I often use pharmaceutical packaging as an example of how important typography is in conveying trust in a product. For example, would you take an asprin if the packaging used Comic Sans? Did you have trustworthiness in mind as a feature of Foundry Arkias?
It goes without saying, we like to have trustworthiness as a key trait for all of our typefaces and Foundry Arkias is no different – it’s a strong, bold, confident typeface that makes a statement. What you see is what you get. We’ve always set out to make flexible, versatile designs that are meticulously well-crafted, show integrity and honesty, and offer our customers great value.
What gave you the idea of designing Manometer Serif?
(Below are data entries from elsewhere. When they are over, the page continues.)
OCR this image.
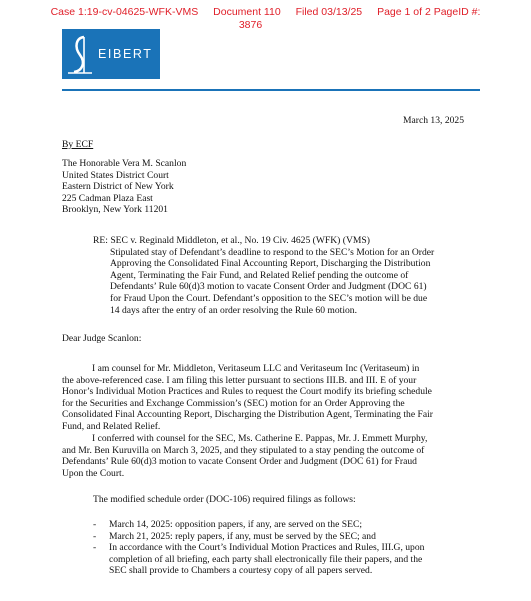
Case 1:19-cv-04625-WFK-VMS Document 110 Filed 03/13/25 Page 1 of 2 PageID #:
3876
EIBERT
March 13, 2025
By ECF
The Honorable Vera M. Scanlon
United States District Court
Eastern District of New York
225 Cadman Plaza East
Brooklyn, New York 11201
RE: SEC v. Reginald Middleton, et al., No. 19 Civ. 4625 (WFK) (VMS)
Stipulated stay of Defendant’s deadline to respond to the SEC’s Motion for an Order
Approving the Consolidated Final Accounting Report, Discharging the Distribution
Agent, Terminating the Fair Fund, and Related Relief pending the outcome of
Defendants’ Rule 60(d)3 motion to vacate Consent Order and Judgment (DOC 61)
for Fraud Upon the Court. Defendant’s opposition to the SEC’s motion will be due
14 days after the entry of an order resolving the Rule 60 motion.
Dear Judge Scanlon:
I am counsel for Mr. Middleton, Veritaseum LLC and Veritaseum Inc (Veritaseum) in
the above-referenced case. I am filing this letter pursuant to sections III.B. and III. E of your
Honor’s Individual Motion Practices and Rules to request the Court modify its briefing schedule
for the Securities and Exchange Commission’s (SEC) motion for an Order Approving the
Consolidated Final Accounting Report, Discharging the Distribution Agent, Terminating the Fair
Fund, and Related Relief.
I conferred with counsel for the SEC, Ms. Catherine E. Pappas, Mr. J. Emmett Murphy,
and Mr. Ben Kuruvilla on March 3, 2025, and they stipulated to a stay pending the outcome of
Defendants’ Rule 60(d)3 motion to vacate Consent Order and Judgment (DOC 61) for Fraud
Upon the Court.
The modified schedule order (DOC-106) required filings as follows:
- March 14, 2025: opposition papers, if any, are served on the SEC;
- March 21, 2025: reply papers, if any, must be served by the SEC; and
- In accordance with the Court’s Individual Motion Practices and Rules, III.G, upon
completion of all briefing, each party shall electronically file their papers, and the
SEC shall provide to Chambers a courtesy copy of all papers served.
Actually, I wanted to extend the sisters Manometer and Manometer Sans by another family, respectively optimising them. It is of course not a didone, but the strong stroke width contrast seemed to me an ideal means to distribute positive and negative forms even better. Of the three Manometer versions this has resulted in the most coherent and also elegant version in my view. Design is always an iterative process and sometimes it takes longer for new ideas and perhaps improvements to emerge.
My inspiration was the reinterpretation of the other two families. These in turn were inspired by all the ultra-bold typefaces that also had a kind of stencil character, including the Kombinations-Schrift by Josef Albers. But of course I wanted to do it differently, and the letters have different shapes. I didn't use many typographic analogies here, such as the size and shape of the serifs, but rather the maxim was to gain as much black space as possible and minimal hairline gaps. So it's more a conceptual and not a typographic approach. For example, the ‘C’ has maximum serifs whose only task is to fill the space. Two hairline gaps are enough to make it readable. With some letters I tried countless versions until it worked.
Some of the letters create the illusion of the separate character strokes using hairline gaps; for example, the ‘K’ and ‘Y’. Did it involve a lot of experimentation to get the right visual effect?
Yes, that's right. For some letters there are also alternatives, eg ‘A’, ‘M’, ‘N’, ‘R’ and ‘W’, and just this experimenting and reducing was fun. (For the ‘g’ it took me the longest, even if you can't see it.)
You've provided two variants of the font, Manometer Serif High and Manometer Serif Low, which are tall and wide variants of the normal version. At first sight they are simple geometric scalings of the original, but I assume it wasn’t as simple as that? For example, the ‘i’ and ‘j’ dots are square in all three versions.
Yes the low (compressed version) was more difficult; more details had to be worked out. To make the narrow-fat contrast even more obvious, the compressed weight could have been much narrower, but not legible. It needed to be clear, but still be a pleasing and readable typeface. I also opted for a variable version of the typeface, precisely because it is well suited to setting multi-line, large typography in justified type, such as on a poster, using the variable widths.